Now that the session is complete, you should not feel rushed. Gently bring yourself back into the present moment, and orient yourself. As you feel comfortable, gather yourself and your belongings to leave.
The practitioner may recommend that you drink water, rest if necessary, and pay attention to your body in the next few hours. If any questions or concerns arise, you should be able to call the practitioner.
Various reactions may occur following a reflexology session. These, too, are subtle, and are often not recognized by many people as a result of the reflexology therapy. Many of the reactions are positive signs that the session is part of a healing process; other symptoms are indicative of the body's attempts to return to a state of balance and harmony.

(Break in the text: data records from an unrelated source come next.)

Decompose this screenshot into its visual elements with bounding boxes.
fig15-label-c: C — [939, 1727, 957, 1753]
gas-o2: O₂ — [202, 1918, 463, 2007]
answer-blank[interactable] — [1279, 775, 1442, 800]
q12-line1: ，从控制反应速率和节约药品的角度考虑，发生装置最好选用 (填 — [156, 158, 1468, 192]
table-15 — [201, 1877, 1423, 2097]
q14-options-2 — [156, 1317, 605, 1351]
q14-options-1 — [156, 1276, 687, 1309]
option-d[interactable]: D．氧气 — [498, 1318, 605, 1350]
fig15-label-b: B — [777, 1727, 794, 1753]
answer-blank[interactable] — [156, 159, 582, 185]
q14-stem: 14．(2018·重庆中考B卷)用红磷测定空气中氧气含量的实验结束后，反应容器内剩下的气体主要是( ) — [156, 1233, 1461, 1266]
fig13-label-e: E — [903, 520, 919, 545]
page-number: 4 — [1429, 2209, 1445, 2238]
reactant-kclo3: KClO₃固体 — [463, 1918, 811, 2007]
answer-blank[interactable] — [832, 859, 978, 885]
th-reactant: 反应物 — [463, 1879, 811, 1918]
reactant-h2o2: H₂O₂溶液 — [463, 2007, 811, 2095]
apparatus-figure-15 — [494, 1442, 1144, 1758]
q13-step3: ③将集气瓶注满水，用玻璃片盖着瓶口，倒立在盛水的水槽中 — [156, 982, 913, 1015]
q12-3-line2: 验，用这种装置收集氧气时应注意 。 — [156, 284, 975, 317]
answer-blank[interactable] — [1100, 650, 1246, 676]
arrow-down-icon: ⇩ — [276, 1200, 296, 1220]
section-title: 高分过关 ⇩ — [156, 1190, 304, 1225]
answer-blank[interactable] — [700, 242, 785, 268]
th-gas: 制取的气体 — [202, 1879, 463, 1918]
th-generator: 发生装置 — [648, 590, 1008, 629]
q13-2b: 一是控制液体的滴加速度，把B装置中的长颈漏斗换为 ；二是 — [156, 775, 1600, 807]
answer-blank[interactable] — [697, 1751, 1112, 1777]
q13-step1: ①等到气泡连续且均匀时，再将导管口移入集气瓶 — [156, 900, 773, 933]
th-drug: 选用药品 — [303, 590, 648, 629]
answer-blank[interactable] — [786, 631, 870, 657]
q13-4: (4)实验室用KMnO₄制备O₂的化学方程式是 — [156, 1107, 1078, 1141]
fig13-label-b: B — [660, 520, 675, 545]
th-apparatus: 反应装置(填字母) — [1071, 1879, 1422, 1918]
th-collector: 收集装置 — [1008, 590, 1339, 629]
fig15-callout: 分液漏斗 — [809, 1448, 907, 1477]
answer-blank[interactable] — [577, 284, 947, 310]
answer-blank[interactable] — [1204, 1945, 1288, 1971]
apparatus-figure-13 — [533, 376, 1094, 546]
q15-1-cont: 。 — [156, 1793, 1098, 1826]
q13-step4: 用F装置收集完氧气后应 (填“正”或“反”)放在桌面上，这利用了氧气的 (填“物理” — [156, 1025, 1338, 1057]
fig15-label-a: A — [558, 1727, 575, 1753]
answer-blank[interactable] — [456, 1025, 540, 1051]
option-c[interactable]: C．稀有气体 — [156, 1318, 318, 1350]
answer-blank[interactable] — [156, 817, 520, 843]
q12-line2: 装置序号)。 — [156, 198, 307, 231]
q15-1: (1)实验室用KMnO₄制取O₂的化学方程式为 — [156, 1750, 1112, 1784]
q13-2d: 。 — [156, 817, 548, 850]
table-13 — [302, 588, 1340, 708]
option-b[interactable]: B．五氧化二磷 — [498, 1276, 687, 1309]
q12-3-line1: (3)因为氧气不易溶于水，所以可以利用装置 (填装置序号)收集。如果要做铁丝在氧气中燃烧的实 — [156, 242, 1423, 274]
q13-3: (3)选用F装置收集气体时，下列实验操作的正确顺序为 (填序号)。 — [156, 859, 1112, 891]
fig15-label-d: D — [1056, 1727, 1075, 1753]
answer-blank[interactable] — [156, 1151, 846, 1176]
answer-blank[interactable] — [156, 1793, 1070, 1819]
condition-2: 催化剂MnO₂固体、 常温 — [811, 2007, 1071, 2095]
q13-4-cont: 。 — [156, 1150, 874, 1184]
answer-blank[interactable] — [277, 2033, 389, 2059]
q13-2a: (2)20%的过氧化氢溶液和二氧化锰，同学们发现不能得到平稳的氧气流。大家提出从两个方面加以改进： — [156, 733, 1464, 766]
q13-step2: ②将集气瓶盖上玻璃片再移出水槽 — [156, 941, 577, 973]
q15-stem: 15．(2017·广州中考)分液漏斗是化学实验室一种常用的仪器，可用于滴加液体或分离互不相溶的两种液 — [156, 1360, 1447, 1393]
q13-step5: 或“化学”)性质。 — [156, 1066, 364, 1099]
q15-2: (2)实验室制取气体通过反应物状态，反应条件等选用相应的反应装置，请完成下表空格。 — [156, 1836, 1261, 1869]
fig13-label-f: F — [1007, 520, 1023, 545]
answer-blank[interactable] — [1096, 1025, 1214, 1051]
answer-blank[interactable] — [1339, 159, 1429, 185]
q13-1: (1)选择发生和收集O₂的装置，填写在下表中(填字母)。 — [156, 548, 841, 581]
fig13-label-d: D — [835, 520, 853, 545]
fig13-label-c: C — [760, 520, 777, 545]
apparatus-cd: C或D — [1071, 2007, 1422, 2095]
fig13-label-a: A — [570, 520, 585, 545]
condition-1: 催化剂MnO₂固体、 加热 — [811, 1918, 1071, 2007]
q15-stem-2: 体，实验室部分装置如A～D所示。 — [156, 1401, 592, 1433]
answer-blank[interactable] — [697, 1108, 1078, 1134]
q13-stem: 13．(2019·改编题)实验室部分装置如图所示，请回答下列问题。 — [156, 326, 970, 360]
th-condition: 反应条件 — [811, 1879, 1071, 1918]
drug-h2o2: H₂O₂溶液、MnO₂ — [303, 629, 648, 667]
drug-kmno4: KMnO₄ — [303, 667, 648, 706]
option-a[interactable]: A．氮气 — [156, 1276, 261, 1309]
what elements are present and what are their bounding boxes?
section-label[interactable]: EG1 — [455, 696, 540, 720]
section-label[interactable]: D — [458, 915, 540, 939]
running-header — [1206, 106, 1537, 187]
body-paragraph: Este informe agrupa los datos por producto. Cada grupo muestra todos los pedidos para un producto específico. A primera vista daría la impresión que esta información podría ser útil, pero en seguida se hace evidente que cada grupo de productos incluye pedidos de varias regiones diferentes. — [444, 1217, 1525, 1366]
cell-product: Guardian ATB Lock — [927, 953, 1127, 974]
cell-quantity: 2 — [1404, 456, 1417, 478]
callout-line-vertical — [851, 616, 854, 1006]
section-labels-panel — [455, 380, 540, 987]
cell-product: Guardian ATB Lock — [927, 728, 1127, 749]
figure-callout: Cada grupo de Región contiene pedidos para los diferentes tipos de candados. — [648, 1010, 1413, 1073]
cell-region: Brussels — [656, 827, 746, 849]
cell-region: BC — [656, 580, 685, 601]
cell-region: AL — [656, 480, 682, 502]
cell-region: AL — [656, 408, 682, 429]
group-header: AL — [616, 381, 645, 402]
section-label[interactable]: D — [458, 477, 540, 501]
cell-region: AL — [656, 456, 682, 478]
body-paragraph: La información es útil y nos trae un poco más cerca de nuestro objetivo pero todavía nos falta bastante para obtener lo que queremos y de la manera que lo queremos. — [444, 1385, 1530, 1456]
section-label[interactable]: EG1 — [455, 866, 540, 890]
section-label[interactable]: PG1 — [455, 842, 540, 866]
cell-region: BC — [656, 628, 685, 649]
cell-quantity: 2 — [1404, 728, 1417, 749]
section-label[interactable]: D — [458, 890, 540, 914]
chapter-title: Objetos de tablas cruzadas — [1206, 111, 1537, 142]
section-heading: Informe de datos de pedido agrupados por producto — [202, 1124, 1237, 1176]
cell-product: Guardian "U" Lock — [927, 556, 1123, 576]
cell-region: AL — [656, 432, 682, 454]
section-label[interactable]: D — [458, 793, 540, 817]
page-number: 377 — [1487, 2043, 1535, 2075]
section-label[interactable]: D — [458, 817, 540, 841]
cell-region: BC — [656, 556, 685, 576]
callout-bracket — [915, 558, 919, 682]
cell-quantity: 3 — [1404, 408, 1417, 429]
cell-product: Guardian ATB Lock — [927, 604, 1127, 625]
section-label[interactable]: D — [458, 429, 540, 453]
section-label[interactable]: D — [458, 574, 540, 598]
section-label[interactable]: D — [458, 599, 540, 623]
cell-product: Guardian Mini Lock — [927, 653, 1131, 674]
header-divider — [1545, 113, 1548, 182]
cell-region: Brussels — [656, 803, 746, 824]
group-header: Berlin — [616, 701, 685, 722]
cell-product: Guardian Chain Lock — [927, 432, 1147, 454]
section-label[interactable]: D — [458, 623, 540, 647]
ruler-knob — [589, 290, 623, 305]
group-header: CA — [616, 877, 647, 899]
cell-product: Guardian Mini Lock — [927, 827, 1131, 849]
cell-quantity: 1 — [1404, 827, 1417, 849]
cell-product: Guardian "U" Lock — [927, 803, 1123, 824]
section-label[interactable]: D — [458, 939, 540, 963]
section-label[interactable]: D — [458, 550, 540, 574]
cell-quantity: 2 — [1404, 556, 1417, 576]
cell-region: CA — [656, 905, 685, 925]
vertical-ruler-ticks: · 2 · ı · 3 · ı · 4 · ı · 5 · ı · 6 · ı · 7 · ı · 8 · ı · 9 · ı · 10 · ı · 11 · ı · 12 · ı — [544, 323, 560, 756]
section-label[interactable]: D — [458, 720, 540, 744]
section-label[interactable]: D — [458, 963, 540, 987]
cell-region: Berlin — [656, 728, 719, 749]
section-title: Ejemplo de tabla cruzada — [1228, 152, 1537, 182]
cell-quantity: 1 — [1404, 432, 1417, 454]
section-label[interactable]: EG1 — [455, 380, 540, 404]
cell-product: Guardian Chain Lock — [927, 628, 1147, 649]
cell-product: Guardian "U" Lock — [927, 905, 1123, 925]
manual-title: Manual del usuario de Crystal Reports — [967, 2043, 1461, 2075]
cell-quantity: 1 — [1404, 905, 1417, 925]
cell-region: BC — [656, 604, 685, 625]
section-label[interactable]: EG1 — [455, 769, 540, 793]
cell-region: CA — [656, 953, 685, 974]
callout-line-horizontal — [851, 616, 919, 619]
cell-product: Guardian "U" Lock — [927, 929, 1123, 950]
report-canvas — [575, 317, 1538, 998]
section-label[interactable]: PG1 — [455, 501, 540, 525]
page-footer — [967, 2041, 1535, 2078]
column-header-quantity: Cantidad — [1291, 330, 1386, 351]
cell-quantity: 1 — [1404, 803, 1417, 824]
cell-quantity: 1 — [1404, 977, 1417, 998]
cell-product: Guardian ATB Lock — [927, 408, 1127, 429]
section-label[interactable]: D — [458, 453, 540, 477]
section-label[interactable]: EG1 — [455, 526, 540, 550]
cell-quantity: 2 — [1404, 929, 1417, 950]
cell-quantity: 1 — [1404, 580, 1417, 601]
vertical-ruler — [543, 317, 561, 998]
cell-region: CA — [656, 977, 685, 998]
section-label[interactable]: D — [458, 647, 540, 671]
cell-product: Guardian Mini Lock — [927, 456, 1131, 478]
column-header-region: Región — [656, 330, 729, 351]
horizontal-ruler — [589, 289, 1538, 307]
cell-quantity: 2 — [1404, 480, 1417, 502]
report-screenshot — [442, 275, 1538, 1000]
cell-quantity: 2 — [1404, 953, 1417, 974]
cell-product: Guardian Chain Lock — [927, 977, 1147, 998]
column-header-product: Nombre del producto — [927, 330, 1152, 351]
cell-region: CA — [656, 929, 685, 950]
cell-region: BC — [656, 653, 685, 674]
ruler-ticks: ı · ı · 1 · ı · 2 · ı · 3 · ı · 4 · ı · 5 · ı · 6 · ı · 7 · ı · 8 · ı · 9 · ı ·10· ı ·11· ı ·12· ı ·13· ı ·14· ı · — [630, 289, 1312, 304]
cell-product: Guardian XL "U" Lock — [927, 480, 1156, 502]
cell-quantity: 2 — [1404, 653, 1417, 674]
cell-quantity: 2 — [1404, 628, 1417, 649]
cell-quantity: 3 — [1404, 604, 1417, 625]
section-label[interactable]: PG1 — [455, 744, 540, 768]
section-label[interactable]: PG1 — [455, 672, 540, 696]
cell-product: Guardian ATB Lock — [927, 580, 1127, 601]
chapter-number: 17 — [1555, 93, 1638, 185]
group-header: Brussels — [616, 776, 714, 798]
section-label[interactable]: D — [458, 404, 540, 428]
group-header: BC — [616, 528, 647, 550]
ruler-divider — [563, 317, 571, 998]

Symptoms usually last for 24-48 hours. Reactions may include:
- Increased energy
- Enhanced sleep
- Relief from pain
- More mobile joints
- Tiredness (some clients find that they need more sleep in order for the body to rest and repair)
- Skin rashes, pimples, or spots (due to elimination of toxins)
- Kidney stones passed with ease
- Frequent bowel movements, diarrhea (cleansing, elimination of toxins)
- Increased mucus (nasal discharge, vaginal discharge)
- Flu-like symptoms
- Emotional or psychological release (crying)
How many sessions are needed?
The number of sessions varies and is determined by the client's health and reasons for seeking reflexology. But in general, results from reflexology are often subtle and are cumulative. Thus, you are more likely to see greater benefits from regular sessions (for example, once a week for six weeks) than if you had a session once every six months.
If you are dealing with a specific illness or condition, you may need to have more frequent sessions. A general recommendation might be to begin with a session every week for 6-8 weeks, followed by a "tune -up" every four weeks.
Crane, B. (1997). Reflexology: The Definitive Practitioner's Manual. London, Great Britain: Butler & Tanner Ltd.
Dougans, I., & Ellis, S. (1992). The Art of Reflexology: A New Approach Using the Chinese Meridian Theory. Shaftesbury, Dorset: Element.
American Reflexology Certification Board. (1999). Study Guide Outline. Gulfport, FL: American Reflexology Certification Board.